At some hatcheries, antibiotics have been added to control bacterial growth, even though this strategy involves a high risk for the development of antibiotic resistance. Instead, measures for microbial control based on sustainable, environmentally friendly principles should be implemented to reduce or eliminate microbial problems.
The addition of probiotic bacteria to marine larvae is one tool that can contribute to reducing the proliferation of opportunistic and pathogenic bacteria and subsequent infection by establishing a protective normal flora on the mucosal surfaces of the fish larvae.

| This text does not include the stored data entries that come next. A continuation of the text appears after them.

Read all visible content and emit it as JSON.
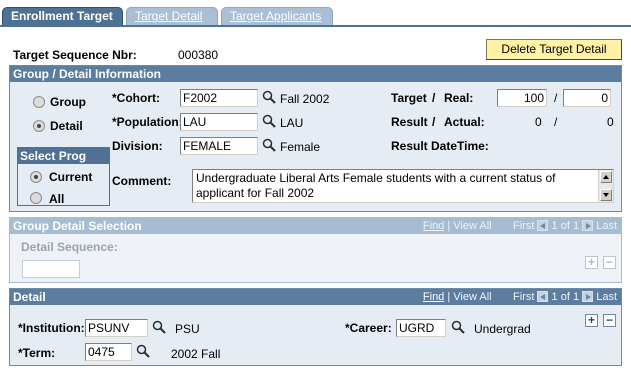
{
  "tabs": [
    {
      "label": "Enrollment Target",
      "active": true
    },
    {
      "label": "Target Detail",
      "active": false
    },
    {
      "label": "Target Applicants",
      "active": false
    }
  ],
  "target_seq": {
    "label": "Target Sequence Nbr:",
    "value": "000380"
  },
  "delete_button": "Delete Target Detail",
  "group_section": {
    "title": "Group / Detail Information",
    "radio_group": "Group",
    "radio_detail": "Detail",
    "selected": "Detail",
    "select_prog": {
      "title": "Select Prog",
      "current": "Current",
      "all": "All",
      "selected": "Current"
    },
    "cohort": {
      "label": "*Cohort:",
      "value": "F2002",
      "desc": "Fall 2002"
    },
    "population": {
      "label": "*Population:",
      "value": "LAU",
      "desc": "LAU"
    },
    "division": {
      "label": "Division:",
      "value": "FEMALE",
      "desc": "Female"
    },
    "comment": {
      "label": "Comment:",
      "value": "Undergraduate Liberal Arts Female students with a current status of applicant for Fall 2002"
    },
    "target": {
      "label": "Target",
      "sep": "/",
      "real_label": "Real:",
      "value1": "100",
      "value2": "0"
    },
    "result": {
      "label": "Result",
      "sep": "/",
      "actual_label": "Actual:",
      "value1": "0",
      "value2": "0"
    },
    "result_datetime": {
      "label": "Result DateTime:"
    }
  },
  "group_detail_section": {
    "title": "Group Detail Selection",
    "nav": {
      "find": "Find",
      "view_all": "View All",
      "first": "First",
      "count": "1 of 1",
      "last": "Last",
      "bar": "|"
    },
    "detail_sequence_label": "Detail Sequence:",
    "detail_sequence_value": ""
  },
  "detail_section": {
    "title": "Detail",
    "nav": {
      "find": "Find",
      "view_all": "View All",
      "first": "First",
      "count": "1 of 1",
      "last": "Last",
      "bar": "|"
    },
    "institution": {
      "label": "*Institution:",
      "value": "PSUNV",
      "desc": "PSU"
    },
    "career": {
      "label": "*Career:",
      "value": "UGRD",
      "desc": "Undergrad"
    },
    "term": {
      "label": "*Term:",
      "value": "0475",
      "desc": "2002 Fall"
    }
  },
  "colors": {
    "tab_active": "#4f7193",
    "tab_inactive": "#a9bfd6",
    "section_header": "#5a7da0",
    "button": "#fff2a6"
  },
  "icons": {
    "lookup": "magnifier-icon",
    "add": "plus-icon",
    "delete": "minus-icon"
  }
}
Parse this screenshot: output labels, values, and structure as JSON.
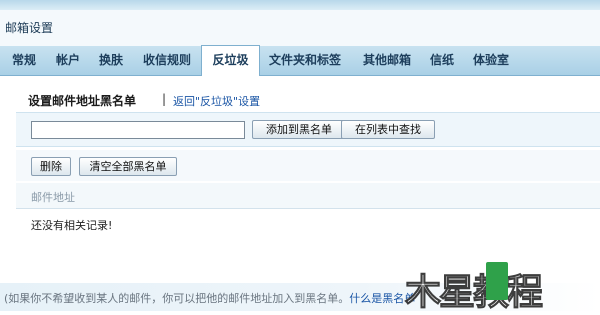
{
  "header": {
    "title": "邮箱设置"
  },
  "tabs": [
    {
      "label": "常规",
      "active": false
    },
    {
      "label": "帐户",
      "active": false
    },
    {
      "label": "换肤",
      "active": false
    },
    {
      "label": "收信规则",
      "active": false
    },
    {
      "label": "反垃圾",
      "active": true
    },
    {
      "label": "文件夹和标签",
      "active": false
    },
    {
      "label": "其他邮箱",
      "active": false
    },
    {
      "label": "信纸",
      "active": false
    },
    {
      "label": "体验室",
      "active": false
    }
  ],
  "section": {
    "title": "设置邮件地址黑名单",
    "separator": "|",
    "return_link": "返回\"反垃圾\"设置"
  },
  "toolbar": {
    "email_input_value": "",
    "add_button": "添加到黑名单",
    "find_button": "在列表中查找",
    "delete_button": "删除",
    "clear_button": "清空全部黑名单"
  },
  "list": {
    "column_header": "邮件地址",
    "empty_message": "还没有相关记录!"
  },
  "footer": {
    "text": "(如果你不希望收到某人的邮件，你可以把他的邮件地址加入到黑名单。",
    "link": "什么是黑名单"
  },
  "watermark": {
    "text": "木星教程"
  }
}
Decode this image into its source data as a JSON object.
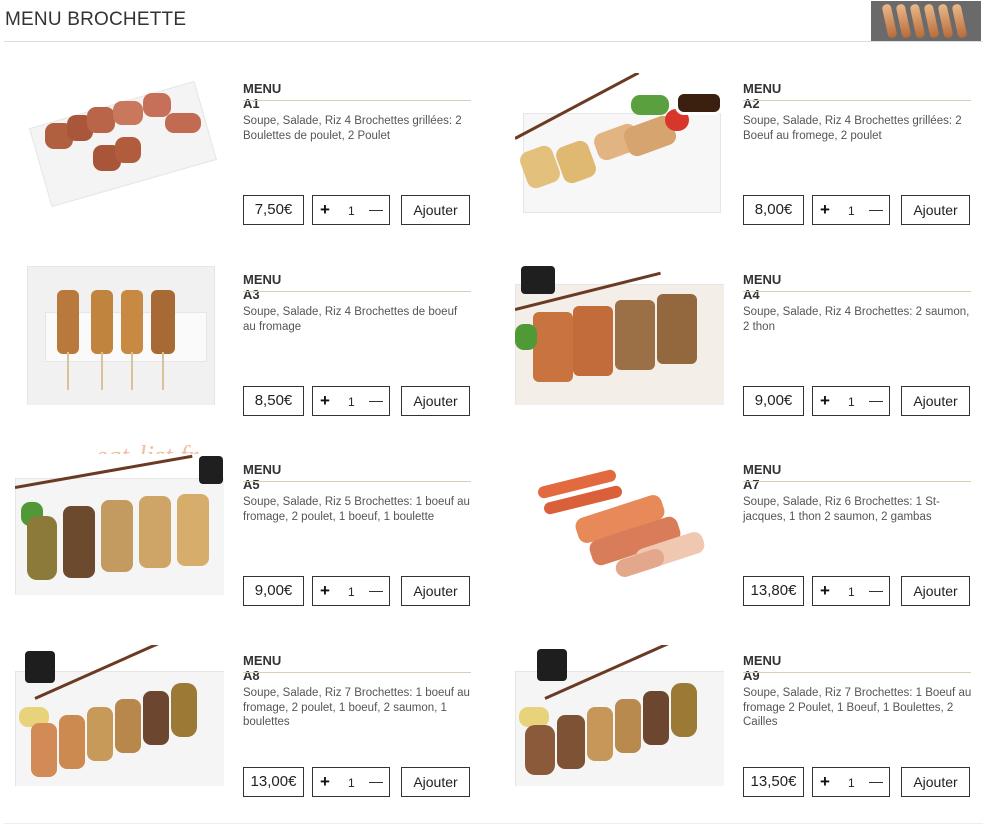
{
  "page": {
    "title": "MENU BROCHETTE",
    "watermark": "eat-list.fr"
  },
  "colors": {
    "divider": "#d8cfb6",
    "border": "#333333"
  },
  "menus": [
    {
      "name": "MENU A1",
      "description": "Soupe, Salade, Riz 4 Brochettes grillées: 2 Boulettes de poulet, 2 Poulet",
      "price": "7,50€",
      "qty": "1",
      "add_label": "Ajouter",
      "qty_plus": "+"
    },
    {
      "name": "MENU A2",
      "description": "Soupe, Salade, Riz 4 Brochettes grillées: 2 Boeuf au fromege, 2 poulet",
      "price": "8,00€",
      "qty": "1",
      "add_label": "Ajouter",
      "qty_plus": "+"
    },
    {
      "name": "MENU A3",
      "description": "Soupe, Salade, Riz 4 Brochettes de boeuf au fromage",
      "price": "8,50€",
      "qty": "1",
      "add_label": "Ajouter",
      "qty_plus": "+"
    },
    {
      "name": "MENU A4",
      "description": "Soupe, Salade, Riz 4 Brochettes: 2 saumon, 2 thon",
      "price": "9,00€",
      "qty": "1",
      "add_label": "Ajouter",
      "qty_plus": "+"
    },
    {
      "name": "MENU A5",
      "description": "Soupe, Salade, Riz 5 Brochettes: 1 boeuf au fromage, 2 poulet, 1 boeuf, 1 boulette",
      "price": "9,00€",
      "qty": "1",
      "add_label": "Ajouter",
      "qty_plus": "+"
    },
    {
      "name": "MENU A7",
      "description": "Soupe, Salade, Riz 6 Brochettes: 1 St-jacques, 1 thon 2 saumon, 2 gambas",
      "price": "13,80€",
      "qty": "1",
      "add_label": "Ajouter",
      "qty_plus": "+"
    },
    {
      "name": "MENU A8",
      "description": "Soupe, Salade, Riz 7 Brochettes: 1 boeuf au fromage, 2 poulet, 1 boeuf, 2 saumon, 1 boulettes",
      "price": "13,00€",
      "qty": "1",
      "add_label": "Ajouter",
      "qty_plus": "+"
    },
    {
      "name": "MENU A9",
      "description": "Soupe, Salade, Riz 7 Brochettes: 1 Boeuf au fromage 2 Poulet, 1 Boeuf, 1 Boulettes, 2 Cailles",
      "price": "13,50€",
      "qty": "1",
      "add_label": "Ajouter",
      "qty_plus": "+"
    }
  ]
}
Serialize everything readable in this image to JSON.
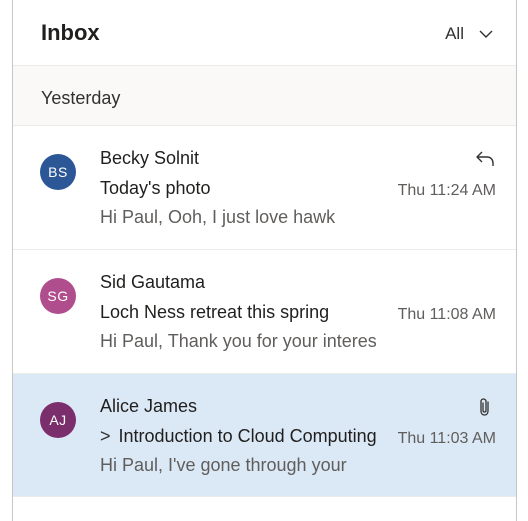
{
  "header": {
    "title": "Inbox",
    "filter_label": "All",
    "filter_icon": "chevron-down-icon"
  },
  "group": {
    "label": "Yesterday"
  },
  "messages": [
    {
      "initials": "BS",
      "avatar_color": "#2b5797",
      "sender": "Becky Solnit",
      "subject": "Today's photo",
      "time": "Thu 11:24 AM",
      "preview": "Hi Paul, Ooh, I just love hawk",
      "status_icon": "reply-icon",
      "selected": false
    },
    {
      "initials": "SG",
      "avatar_color": "#b04d8d",
      "sender": "Sid Gautama",
      "subject": "Loch Ness retreat this spring",
      "time": "Thu 11:08 AM",
      "preview": "Hi Paul, Thank you for your interest",
      "selected": false
    },
    {
      "initials": "AJ",
      "avatar_color": "#7a2e6b",
      "sender": "Alice James",
      "subject_prefix": ">",
      "subject": "Introduction to Cloud Computing",
      "time": "Thu 11:03 AM",
      "preview": "Hi Paul, I've gone through your",
      "status_icon": "paperclip-icon",
      "selected": true
    }
  ],
  "colors": {
    "selected_background": "#dbe8f5",
    "group_background": "#faf9f8"
  }
}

However, there are uncertainties regarding what properties the bacteria should possess and where to find the right candidates. Host-microbe interactions must be understood to establish the criteria used in the screening for probiotic bacteria.
Due to the high numbers of bacteria candidates available, the authors screen potential probiotic bacteria by applying high-throughput strategies and robots in the search for probionts to be used in the first feeding of Atlantic cod larvae. The high capacity of the robots makes it possible to isolate and characterize many isolates within a few days, securing high diversity throughout the screening and reducing the risk of losing promising candidates at an initial stage.
The most important criteria in the selection are for the probiotic bacteria to participate in the normal gut flora and inhibit unwanted bacteria. In a study by the authors, both wild and farmed cod of different sizes were used for isolation of gut bacteria, resulting in a collection of approximately 5,000 isolates to be screened for probiotic characteristics. The robot transferred the isolates to marine broth added to 40 percent glycerol in plates stored at minus-20 degrees-C.
Various tests were adapted for the robot to characterize the most important traits of the isolates and group the strains. In addition to the enormous capacity, the automatic handling of the isolates reduced the human factor and resulting variance in testing. Classical phenotypic tests as well as tests for the characterization of antagonistic activity, haemolytic activity, bile tolerance, enzyme activity, and properties in mucus were adapted to the high-throughput screening.
Adhesion to and growth in gut mucus are important probiotic traits, as probionts must colonize the gut mucosa to become part of the normal intestinal flora in the fish larvae. A new method for screening strains based on their performance in cod gut mucus permitted the selection of strains in which more than 30 percent of the bacteria adhered to the mucus.
In vivo testing
The ultimate testing of the selected strains has to be done in feeding experiments with fish larvae. Such experiments are laborious, expensive, and require a high number of fish, so the number of trials should be kept to a minimum. The strength of robotic screening is that candidates can be screened for a wide range of probiotic properties to reduce the number tested in the labor-intensive experiments with fish larvae and juveniles.
Before running first-feeding experiments, it is necessary to test probiotic candidates for eventual virulence against the fish larvae. The authors ran this type of test on cod yolk sac larvae hatched individually in plates for tissue and cell culture. Seven bacteria were added to the water in two different concentrations, and a known pathogen – the vibriosis-causing Listonella anguillarum – was used as a negative control, while nonsterilized seawater was used as a positive control.
Of the seven tested candidates, two were almost as virulent to the cod larvae as L. anguillarum, despite being both good antagonists and mucus-adhering bacteria. Five bacteria increased survival compared to the control and were characterized as very good probiotic candidates (Fig. 1). Additional work will concentrate on further testing of these five bacteria to generate enough documentation to ensure that they are true probiotics with no harmful effects to fish larvae and are safe for use in cod hatcheries.
The use of probiotics in hatcheries can be challenging, so clear protocols for administration of the live bacteria are needed. The mucosal surfaces of fish larvae are colonized gradually, and the probiotic bacteria should be administered at early larval stages to increase the probability for successful establishment of a beneficial gut flora. The easiest method is addition to the water, but it may be more beneficial to use live feed organisms such as rotifers or artemia as vectors.
Since the detrimental bacterial flora of live feed cultures can effectively be exchanged with probiotic bacteria in a short-term enrichment stage, treatment of live feed with probiotics can introduce the beneficial bacteria at the same time the input of harmful bacteria is reduced. However, the stability of ingested bacteria in live feed can be rather low, so feeding protocols should ensure that the enriched organisms are eaten within a short time after feeding to the larvae.
Another way of administration is addition in formulated diets, either in premixes or as a coating, depending on the bacteria’s tolerance to heating and drying. This is an important subject for further research.